Bond fund plan raises brokeragesShares in many local brokerages rose yesterday on expectations that an up to 10 trillion won ($6.81 billion) government bond boosting scheme will stabilize the ailing bond market.
Bonds account for a major portion of brokerages’ asset portfolios.
Woori Investment and Securities rose 650 won, or 5.8 percent, to 11,850 won.
Daewoo Securities advanced 4.7 percent, while KTB Investment and Securities and Hyundai Securities climbed 6.7 percent and 2.8 percent, respectively. SK Securities and Yuhwa Securities headed north by 7.6 percent and 4.5 percent, respectively.
The government said yesterday it plans to create a bond market stabilization fund worth 3 trillion won to 5 trillion won level by mid-month with the size to gradually increase to 10 trillion won.
Recently, yields on corporate bonds have risen sharply due to a shortage of demand.

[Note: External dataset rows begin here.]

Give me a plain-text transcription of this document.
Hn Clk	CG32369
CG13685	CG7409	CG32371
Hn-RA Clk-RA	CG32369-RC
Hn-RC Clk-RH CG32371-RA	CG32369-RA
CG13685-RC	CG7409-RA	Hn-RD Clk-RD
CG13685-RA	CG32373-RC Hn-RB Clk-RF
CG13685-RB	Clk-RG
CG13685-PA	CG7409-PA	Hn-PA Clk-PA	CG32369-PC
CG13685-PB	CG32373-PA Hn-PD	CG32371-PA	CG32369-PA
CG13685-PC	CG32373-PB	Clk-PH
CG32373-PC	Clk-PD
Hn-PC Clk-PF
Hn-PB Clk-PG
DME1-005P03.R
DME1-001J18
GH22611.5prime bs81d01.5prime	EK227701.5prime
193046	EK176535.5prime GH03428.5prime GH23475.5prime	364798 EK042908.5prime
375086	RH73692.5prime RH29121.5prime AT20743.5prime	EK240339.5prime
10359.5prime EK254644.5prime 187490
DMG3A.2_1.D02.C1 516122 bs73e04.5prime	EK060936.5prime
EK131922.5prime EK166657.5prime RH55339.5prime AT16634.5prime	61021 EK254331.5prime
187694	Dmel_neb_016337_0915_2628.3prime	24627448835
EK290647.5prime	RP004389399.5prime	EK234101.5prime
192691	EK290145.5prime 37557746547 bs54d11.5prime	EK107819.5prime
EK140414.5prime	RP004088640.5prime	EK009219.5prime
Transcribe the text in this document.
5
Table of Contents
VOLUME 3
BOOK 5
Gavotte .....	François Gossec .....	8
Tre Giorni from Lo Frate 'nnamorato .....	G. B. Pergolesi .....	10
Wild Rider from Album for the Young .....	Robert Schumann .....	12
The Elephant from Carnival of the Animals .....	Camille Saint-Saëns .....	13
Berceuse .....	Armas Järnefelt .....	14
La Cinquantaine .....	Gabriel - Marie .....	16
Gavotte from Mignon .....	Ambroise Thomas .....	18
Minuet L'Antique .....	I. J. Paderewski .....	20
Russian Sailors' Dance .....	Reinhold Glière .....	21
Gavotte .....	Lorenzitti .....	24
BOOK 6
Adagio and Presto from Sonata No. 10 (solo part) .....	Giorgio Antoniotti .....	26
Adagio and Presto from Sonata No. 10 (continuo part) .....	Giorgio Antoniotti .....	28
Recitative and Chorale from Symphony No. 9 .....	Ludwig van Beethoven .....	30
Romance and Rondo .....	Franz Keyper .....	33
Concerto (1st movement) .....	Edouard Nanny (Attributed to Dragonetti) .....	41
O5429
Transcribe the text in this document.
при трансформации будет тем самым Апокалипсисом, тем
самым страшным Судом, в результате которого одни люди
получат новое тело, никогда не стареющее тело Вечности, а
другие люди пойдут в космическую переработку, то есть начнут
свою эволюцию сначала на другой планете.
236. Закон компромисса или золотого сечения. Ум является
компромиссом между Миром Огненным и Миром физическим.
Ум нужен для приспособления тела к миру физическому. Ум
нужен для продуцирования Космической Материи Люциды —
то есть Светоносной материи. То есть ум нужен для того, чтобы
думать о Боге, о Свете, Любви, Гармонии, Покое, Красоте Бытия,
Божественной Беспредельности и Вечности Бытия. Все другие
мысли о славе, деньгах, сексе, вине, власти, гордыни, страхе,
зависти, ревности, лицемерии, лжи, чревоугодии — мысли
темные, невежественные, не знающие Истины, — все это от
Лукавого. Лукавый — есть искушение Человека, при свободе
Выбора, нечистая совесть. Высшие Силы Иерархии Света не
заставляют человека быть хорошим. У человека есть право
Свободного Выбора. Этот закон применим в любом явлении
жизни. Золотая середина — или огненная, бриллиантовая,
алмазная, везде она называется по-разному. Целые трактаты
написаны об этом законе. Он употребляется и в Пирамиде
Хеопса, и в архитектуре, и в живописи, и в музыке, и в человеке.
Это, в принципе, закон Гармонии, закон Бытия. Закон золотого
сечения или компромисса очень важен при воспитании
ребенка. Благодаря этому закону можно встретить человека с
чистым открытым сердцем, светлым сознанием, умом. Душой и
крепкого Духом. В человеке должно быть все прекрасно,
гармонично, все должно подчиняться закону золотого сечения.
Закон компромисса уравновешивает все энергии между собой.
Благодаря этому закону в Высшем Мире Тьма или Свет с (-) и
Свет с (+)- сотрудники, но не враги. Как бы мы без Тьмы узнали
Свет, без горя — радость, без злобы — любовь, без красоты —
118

Yields move inversely to prices.
According to Korea Securities Dealers Association data released yesterday, bond trading volume fell on-year by 16.3 percent last month.
“Share prices of brokerages have fallen significantly recently as investors look at the worst possible scenarios regarding the bond market,” said Chung Bo-seung, an analyst at Hanwha Securities. “With its plan to create the bond market stabilization fund, the government is assuring investors that uncertainty in the bond market will be eased.”
Most bond investors including brokerages sell bonds before they reach maturity, so price means more to them than yields in terms of investment.